The Australian Ballet, Sydney Opera House, April 29.
LET’S start with the very best bit first. The Australian Opera and Ballet Orchestra had a particularly good night on Tuesday under Australian Ballet music director Nicolette Fraillon’s leadership. The quadruple bill Chroma covers a lot of ground: Mozart for Jiri Kylian’s Petite Mort and Sechs Tanze, Tchaikovsky’s homage to Mozart for a new piece by Stephen Baynes and Joby Talbot’s White Stripes-inspired score, written in 2006 for the Wayne McGregor work that gives this program its title.
Talbot’s music is gorgeously textured and richly coloured as well as providing a super-solid yet flexible base for McGregor’s out-there movement. It rocks and it rolls, often luxuriously and lyrically, and the AOBO conveyed the excitement and tension. The Kylian works are performed to Mozart’s Six German Dances and the sublime slow movements from his piano concertos numbers 21 and 23 (at the first performance the AB’s principal pianist Stuart Macklin was the fine soloist), and as a bonus Fraillon threw in the allegro first movement from Mozart’s Divertimento in D to provide a lively entr’acte between the two short Kylians.
McGregor’s piece is not without intimations of human connection but they are fleeting and enigmatic, as is so much else. In seven swiftly moving, grandly conceived scenes the choreographer captures on the dancer’s body some of the myriad neural impulses that make it move, think and feel. Undulation, distortion and hyper-extension are a big part of the movement language but we can also see fragments of the classical ideal shimmering through Chroma. The juxtapositions are absorbing: small and large, inner and outer, action and repose, contemporary and traditional, the body and the space it occupies.

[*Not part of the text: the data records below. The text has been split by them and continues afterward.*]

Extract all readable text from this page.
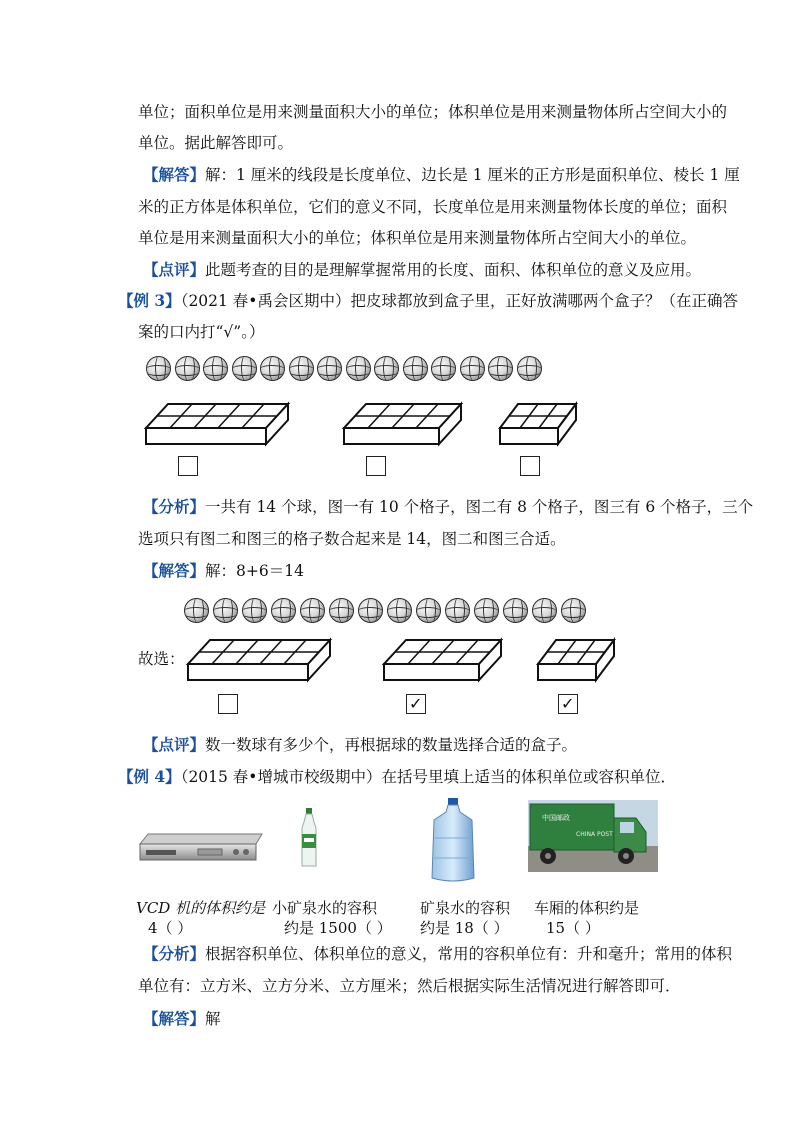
单位；面积单位是用来测量面积大小的单位；体积单位是用来测量物体所占空间大小的
单位。据此解答即可。
【解答】解：1 厘米的线段是长度单位、边长是 1 厘米的正方形是面积单位、棱长 1 厘
米的正方体是体积单位，它们的意义不同，长度单位是用来测量物体长度的单位；面积
单位是用来测量面积大小的单位；体积单位是用来测量物体所占空间大小的单位。
【点评】此题考查的目的是理解掌握常用的长度、面积、体积单位的意义及应用。
【例 3】（2021 春•禹会区期中）把皮球都放到盒子里，正好放满哪两个盒子？（在正确答
案的口内打“√”。）
【分析】一共有 14 个球，图一有 10 个格子，图二有 8 个格子，图三有 6 个格子，三个
选项只有图二和图三的格子数合起来是 14，图二和图三合适。
【解答】解：8+6＝14
故选：
✓	✓
【点评】数一数球有多少个，再根据球的数量选择合适的盒子。
【例 4】（2015 春•增城市校级期中）在括号里填上适当的体积单位或容积单位．
中国邮政
CHINA POST
VCD 机的体积约是
4（ ）
小矿泉水的容积
约是 1500（ ）
矿泉水的容积
约是 18（ ）
车厢的体积约是
15（ ）
【分析】根据容积单位、体积单位的意义，常用的容积单位有：升和毫升；常用的体积
单位有：立方米、立方分米、立方厘米；然后根据实际生活情况进行解答即可．
【解答】解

On Tuesday night the AB cast of 10 didn’t entirely get on top of Chroma’s fantastically difficult transitions, many happening in a microsecond, from crisp to liquid and back again. There wasn’t enough bite and drama, although plenty of lovely moments in a work that repays repeated viewings. Andrew Killian, Brett Chynoweth and Christopher Rodgers-Wilson had plenty of attack in the fierce trio in the middle of the work and Amber Scott and Adam Bull gave a beautiful account of the quiet pas de deux that immediately follows.

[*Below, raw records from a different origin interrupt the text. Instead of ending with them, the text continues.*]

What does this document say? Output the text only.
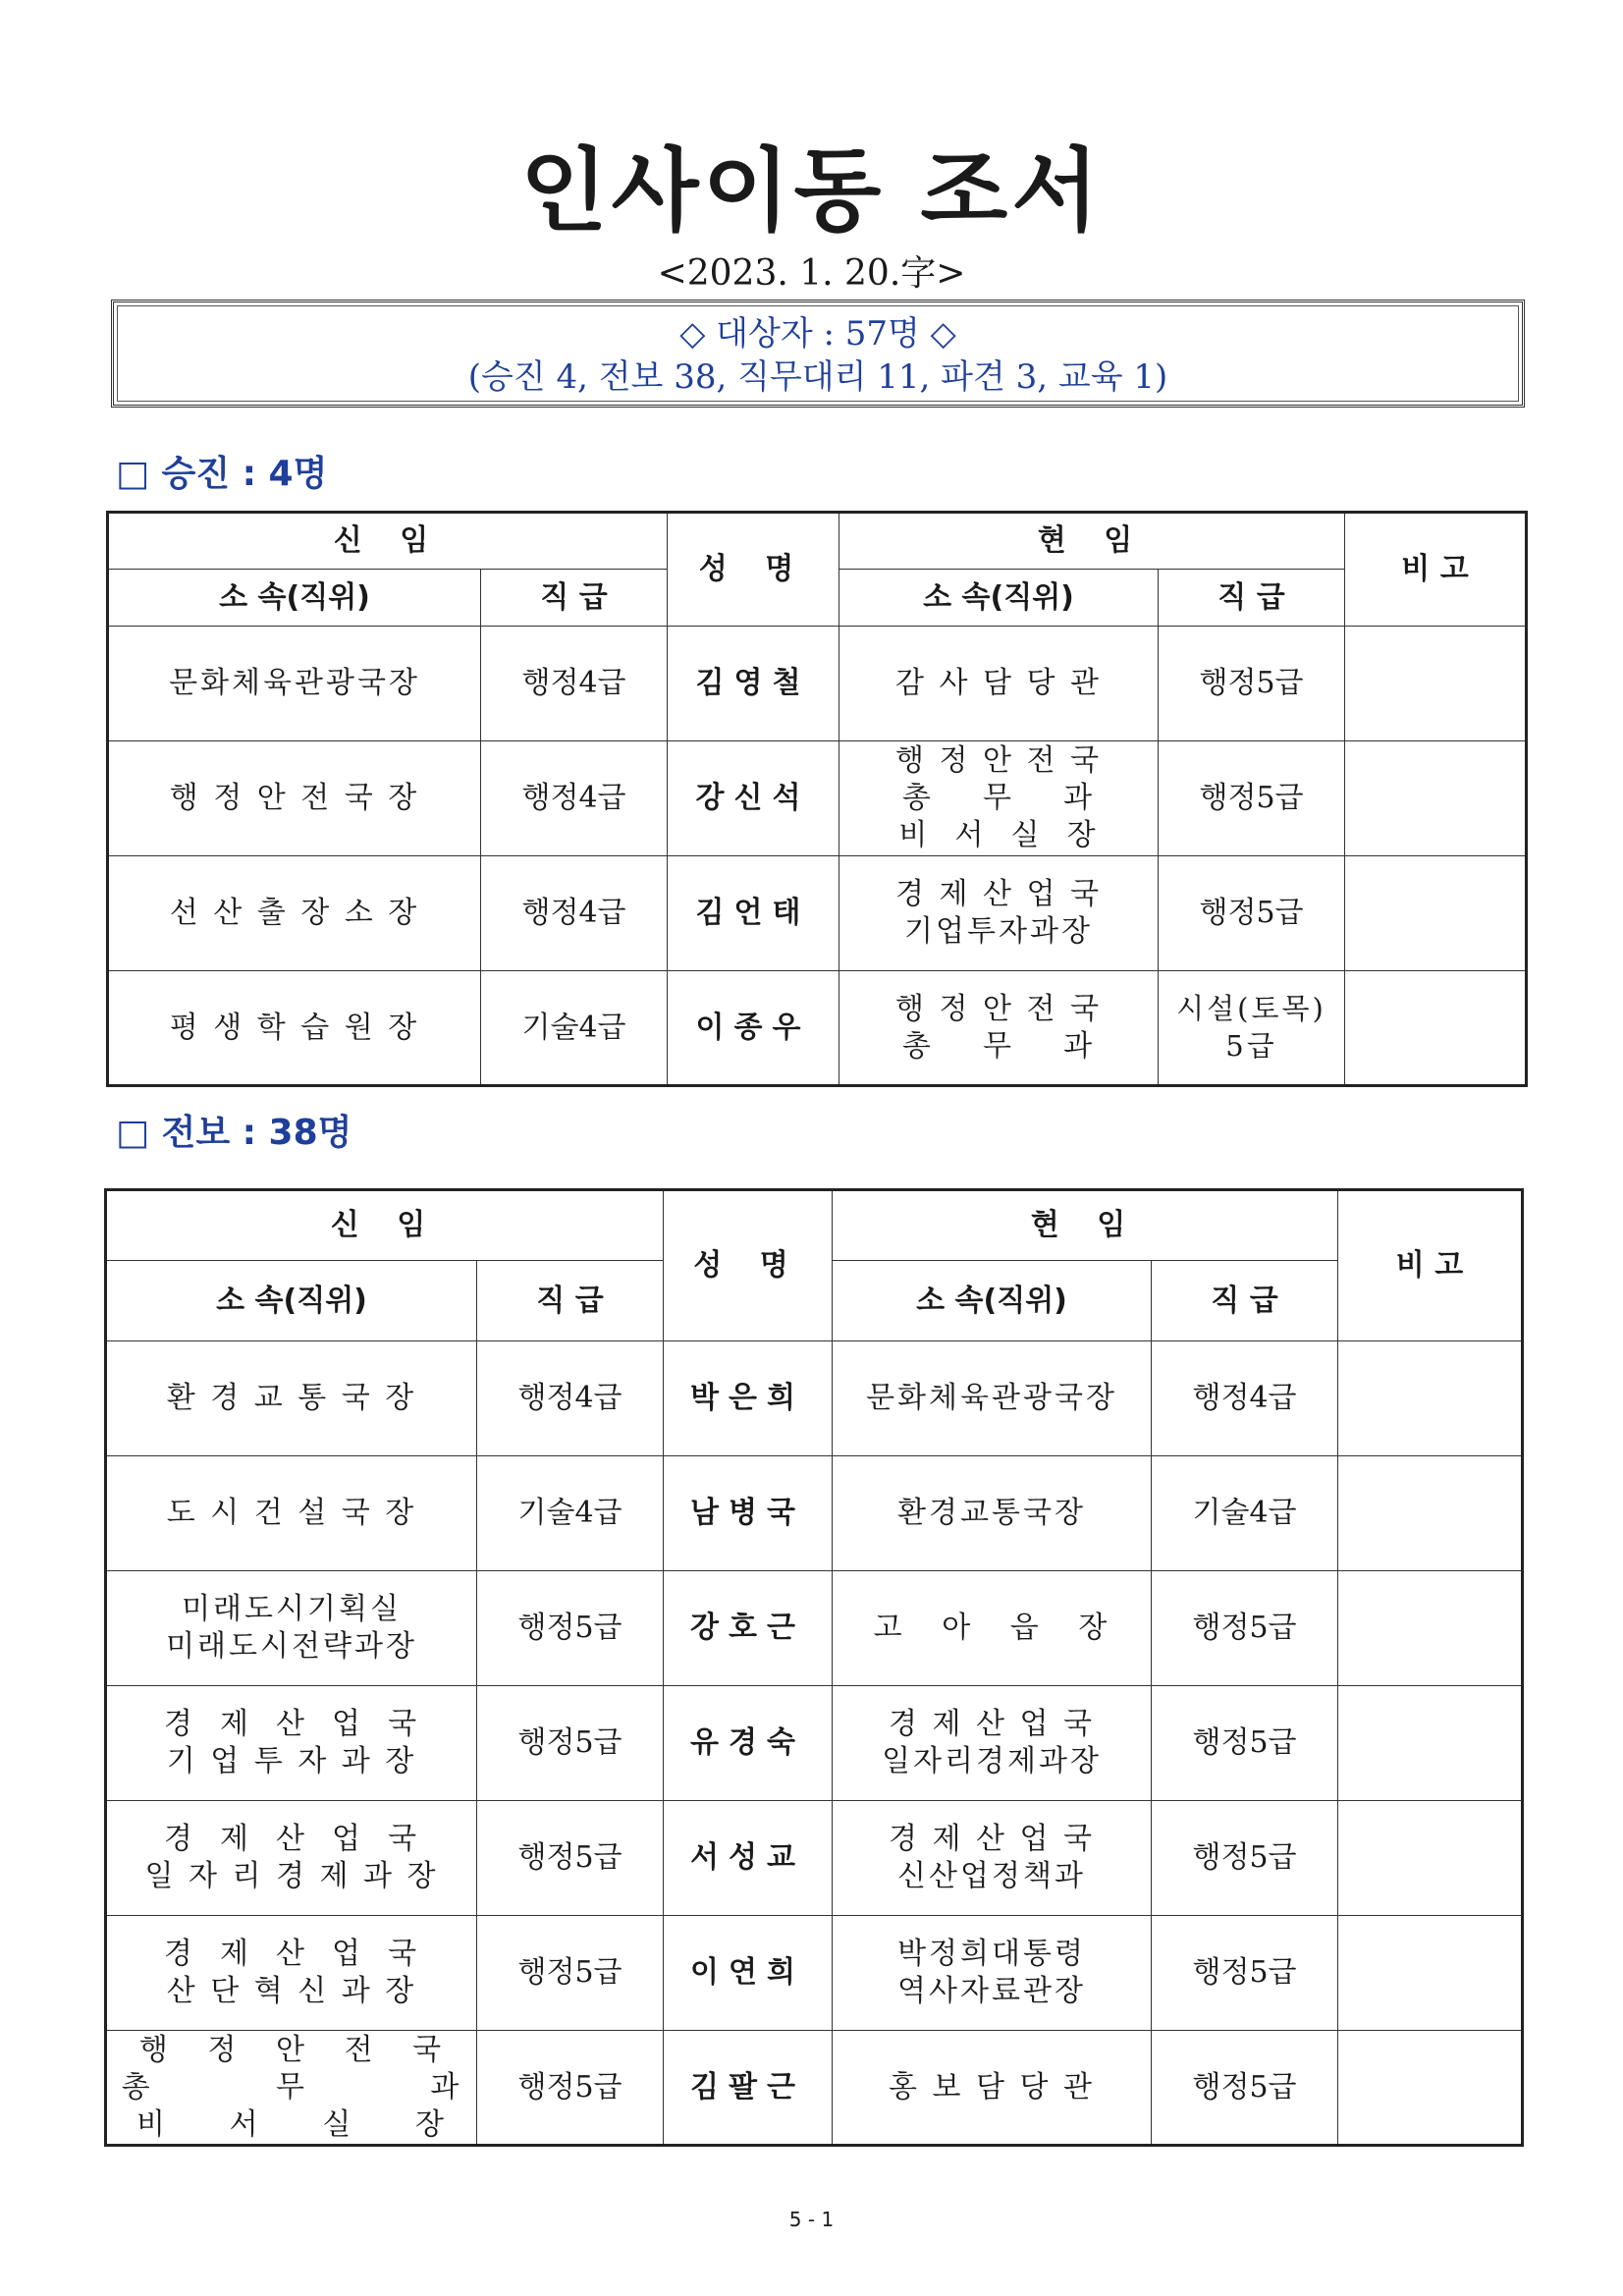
인사이동 조서
<2023. 1. 20.字>
◇ 대상자 : 57명 ◇
(승진 4, 전보 38, 직무대리 11, 파견 3, 교육 1)
□ 승진 : 4명
신 임		성 명	현 임		비 고
소 속(직위)	직 급		소 속(직위)	직 급	
문화체육관광국장	행정4급	김영철	감 사 담 당 관	행정5급	
행 정 안 전 국 장	행정4급	강신석	행 정 안 전 국
총    무    과
비  서  실  장	행정5급	
선 산 출 장 소 장	행정4급	김언태	경 제 산 업 국
기업투자과장	행정5급	
평 생 학 습 원 장	기술4급	이종우	행 정 안 전 국
총    무    과	시설(토목)
5급	
□ 전보 : 38명
신 임		성 명	현 임		비 고
소 속(직위)	직 급		소 속(직위)	직 급	
환 경 교 통 국 장	행정4급	박은희	문화체육관광국장	행정4급	
도 시 건 설 국 장	기술4급	남병국	환경교통국장	기술4급	
미래도시기획실
미래도시전략과장	행정5급	강호근	고   아   읍   장	행정5급	
경  제  산  업  국
기 업 투 자 과 장	행정5급	유경숙	경 제 산 업 국
일자리경제과장	행정5급	
경  제  산  업  국
일 자 리 경 제 과 장	행정5급	서성교	경 제 산 업 국
신산업정책과	행정5급	
경  제  산  업  국
산 단 혁 신 과 장	행정5급	이연희	박정희대통령
역사자료관장	행정5급	
행   정   안   전   국
총          무          과
비     서     실     장	행정5급	김팔근	홍 보 담 당 관	행정5급	
5 - 1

Petite Mort and Sechs Tanze were given rousing performances on Tuesday, possibly a little over the top in Sechs Tanze but in keeping with its gaiety in the face of whatever the fates decree. Four couples, dressed in what look like 18th century undergarments, engage in lots of horseplay, bouncing and jumping in unexpected, often surreal, but very playful ways. They could be servants breaking loose while the master is away, perhaps. There is certainly an undercurrent of trouble. The piece is introduced with the sound of thunder and at the end, when the music stops, the men and women retreat a little fearfully – an aspect of the work not fully brought out at this performance.
Despite one or two scrappy moments Petite Mort (performed before Sechs Tanze) again demonstrated the AB’s affinity for Kylian. In this ballet rousing is indeed the mot juste, as the title is a euphemism for orgasm. There are men with fencing foils, women in corsets, intimations of darkness and some outstandingly sexy dancing with lots of little orgasmic shudders.
In the middle came Baynes’s new Art to Sky. At its premiere it felt uncertain in tone and looked uninspiring in construction. There was a main man (Andrew Killian), a woman who seemed to represent a romantic ideal (Madeleine Eastoe, wasted) and a ballerina with a tiara (Lana Jones), but little sense of tension or compelling purpose. Elements of jocularity emerged that had the audience tittering a little unsurely and that felt unmotivated. Perhaps it would have been better to revive one of Baynes’s earlier one-act ballets, of which there are many stronger examples.
The costumes and set for Art to Sky do not help matters – there is a kind of grotto effect and most of the dancers are dressed as if in very neat practice gear. Hugh Colman, responsible for both aspects of the design, appeared to be having a very rare off day. Only days before Chroma I admired Colman’s charming design for Queensland Ballet’s Coppelia and he is also the designer of the glamorous tutus for Ballet Imperial, part of the Imperial Suite program that is in repertory with Chroma.
The decision to have two mixed-bill programs rather than the usual one would appear to be a very good one. It’s hard to sell 20 performances of anything other than a known story ballet, so to divide the season between Chroma and Imperial Suite could pay dividends. If audiences aren’t attracted by the likes of McGregor and Kylian, there’s the classical double of Balanchine’s Ballet Imperial and Serge Lifar’s Suite en blanc to offer a big tutu fest.
Chroma alternates with Imperial Suite. Both end on May 17.
A version of this review appeared in The Australian on May 1.